Narrative of a Second Voyage in Search of a North-West Passage, and of a Residence in the Arctic Regions during the Years 1829, 1830, 1831, 1832, 1833…Including the Reports of Commander, Now Captain, James Clark Ross.

Cruise and overland expeditions of the Victory under John Ross, including James Clark Ross’s location of the North Magnetic Pole. John Ross was knighted on his return to England in 1833.

p. ii, despite widespread knowledge of current developments in the Arctic: I have thought it best, therefore to refer to Purchas, Harris, Churchill, Barrington, to works in many hands, and always easy of access, but above all to Barrow’s Chronological History, published in 1818, for such fuller information as I might have extracted from those writers, had I thought it expedient…. I imagine that Barrow’s sketch will be sufficient to satisfy most readers.

p. 4: With instruments we were well furnished…besides which H. M. Government lent me several valuable instruments and books which had been used in the former expeditions.

p. 123-24, shipboard routine when iced in at Fury Beach, Oct. 1829: Their [the crew] tea was at five o’clock; and, after this, they attended an evening school, commencing at six, and lasting till nine; which being closed, and the hammocks slung, they retired to bed at ten.

On Sunday, no work was allowed.

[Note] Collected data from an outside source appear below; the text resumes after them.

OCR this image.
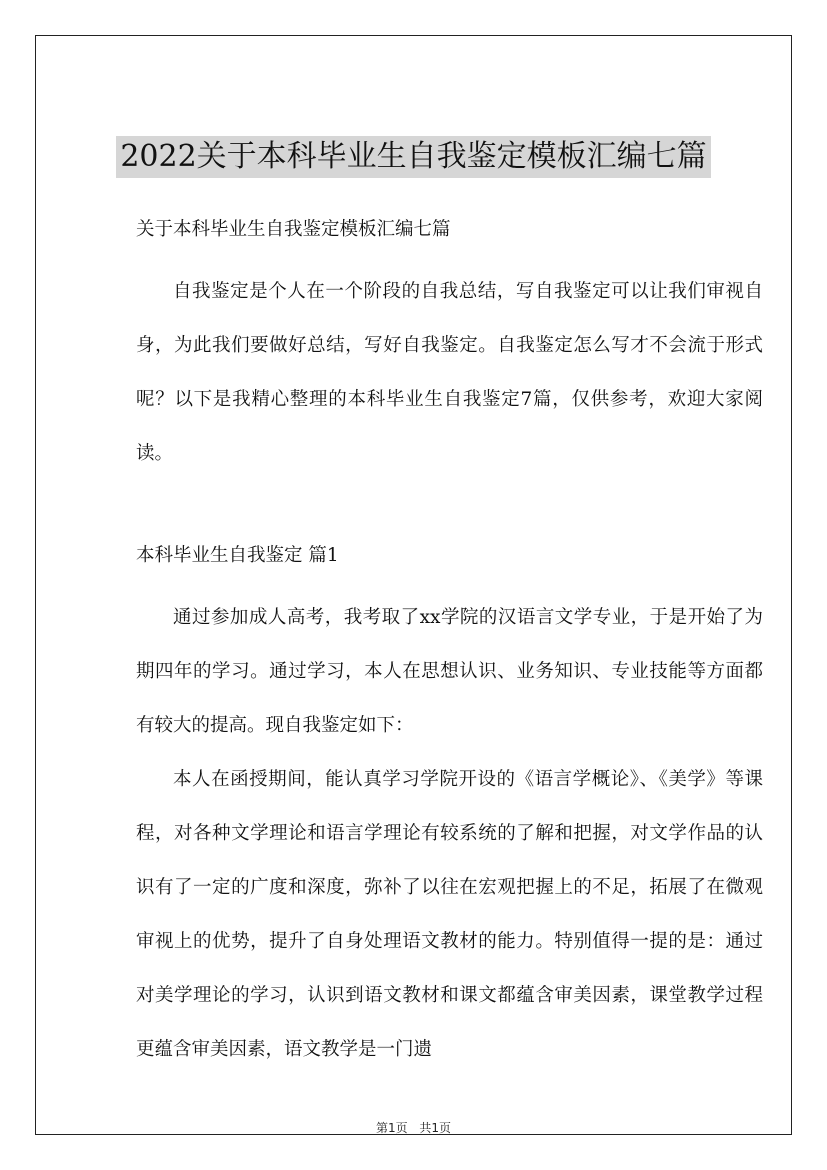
2022关于本科毕业生自我鉴定模板汇编七篇

关于本科毕业生自我鉴定模板汇编七篇

自我鉴定是个人在一个阶段的自我总结，写自我鉴定可以让我们审视自身，为此我们要做好总结，写好自我鉴定。自我鉴定怎么写才不会流于形式呢？以下是我精心整理的本科毕业生自我鉴定7篇，仅供参考，欢迎大家阅读。

本科毕业生自我鉴定 篇1

通过参加成人高考，我考取了xx学院的汉语言文学专业，于是开始了为期四年的学习。通过学习，本人在思想认识、业务知识、专业技能等方面都有较大的提高。现自我鉴定如下：

本人在函授期间，能认真学习学院开设的《语言学概论》、《美学》等课程，对各种文学理论和语言学理论有较系统的了解和把握，对文学作品的认识有了一定的广度和深度，弥补了以往在宏观把握上的不足，拓展了在微观审视上的优势，提升了自身处理语文教材的能力。特别值得一提的是：通过对美学理论的学习，认识到语文教材和课文都蕴含审美因素，课堂教学过程更蕴含审美因素，语文教学是一门遗

第1页 共1页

The men were mustered, and inspected in their best clothes, by ten o’clock, after which there were prayers and a sermon. To occupy the remainder of the day, there was a collection of tracts which had been presented to us by Mrs. Enderby, of Blackheath, proving a judicious as well as a useful gift. But, at six there was a Sunday school: the occupation on this evening being the reading of portions of scripture by the men, while the day was concluded by psalms and by the lessons appointed in the liturgy. Of the good effect of this system of religious duties and of instruction, I could entertain no doubt; for the men seemed truly to feel that they all belonged to one family: evincing mutual kindness, with a regularity and tranquility of behaviour which are not very general on board of a ship.

p. 222, Nov. 19: Our school was completely organized, for instruction in reading, writing, mathematic, and navigation; and the men being divided into classes, the necessary materials and books were distributed. Out of the eighteen, three had not learned to read and write; but the want of arithmetic was very general: the three mates were capable of commencing with astronomy and navigation. No compulsion was here necessary; all were volunteers; and the school hours always terminated by reading two chapters from the bible, together with the evening psalms.

p. 236: The school had continued to engage the men’s affections; and their continued improvement both in knowledge and in religious and moral feelings, was evident. It would have been valuable, even though it had found no more than an occupation: and, in some manner or other, we contrived to be always occupied.

p. 260: We showed our new [Inuit] friends the engravings of the natives who had been known and drawn in the preceding voyages, being those which had been displayed to our first visitors….

Opp. p. 260, shows engraving of two Inuit drawing maps in the Victory cabin, with a shelf of books in background.

p. 265, compares the local dialect, disappointingly, to “the Danish dictionary of the Esquimaux tongue which we possessed.”

p. 267: It occurred to me to-day, that we might, by taking a couple of boys into the ship, contrive to teach them English, and also, by aid of the books furnished by the minister at Holsteinborg, enable them to learn the art of reading and writing their own language. Thus, should we succeed, they might be rendered of essential use hereafter; and I therefore concluded on making the proposal at the first opportunity.

p. 635, April 1832: Men have smiled at the narratives of eating in “old Homer,” and critics have defended him. “Dormitavit” it may be, on many things, but on this subject at least, he never slept; yet the “good man” need not have been very anxious about the dinners and suppers of his heroes, since they were never in want of a cow or a goat, to carve with their swords, and broil on their embers as best they might. If some of us have been wearied of these suppers, and much more wearied when we were least hungry, there are not many, full or fasting, who have not been interested in the dinners of breakfasts in Gil Blas or Don Quixote, possibly too in the eatings of Scott, who, like his predecessors, knew full well how deeply this prime object of human nature interests all who belong to humanity, as to the whole animal race.

p. 690, Jan. 30 & 31: Nevertheless our habitation was very cold and miserable; while, in attempting to warm ourselves on one side, we were frozen on the opposite, and were otherwise more than enough wearied, from the want of books or other occupation, and the impossibility of taking exercise out of doors. The crew, with the exceptions formerly noticed, were not ailing: but, of the carpenter’s recovery, there was no hope.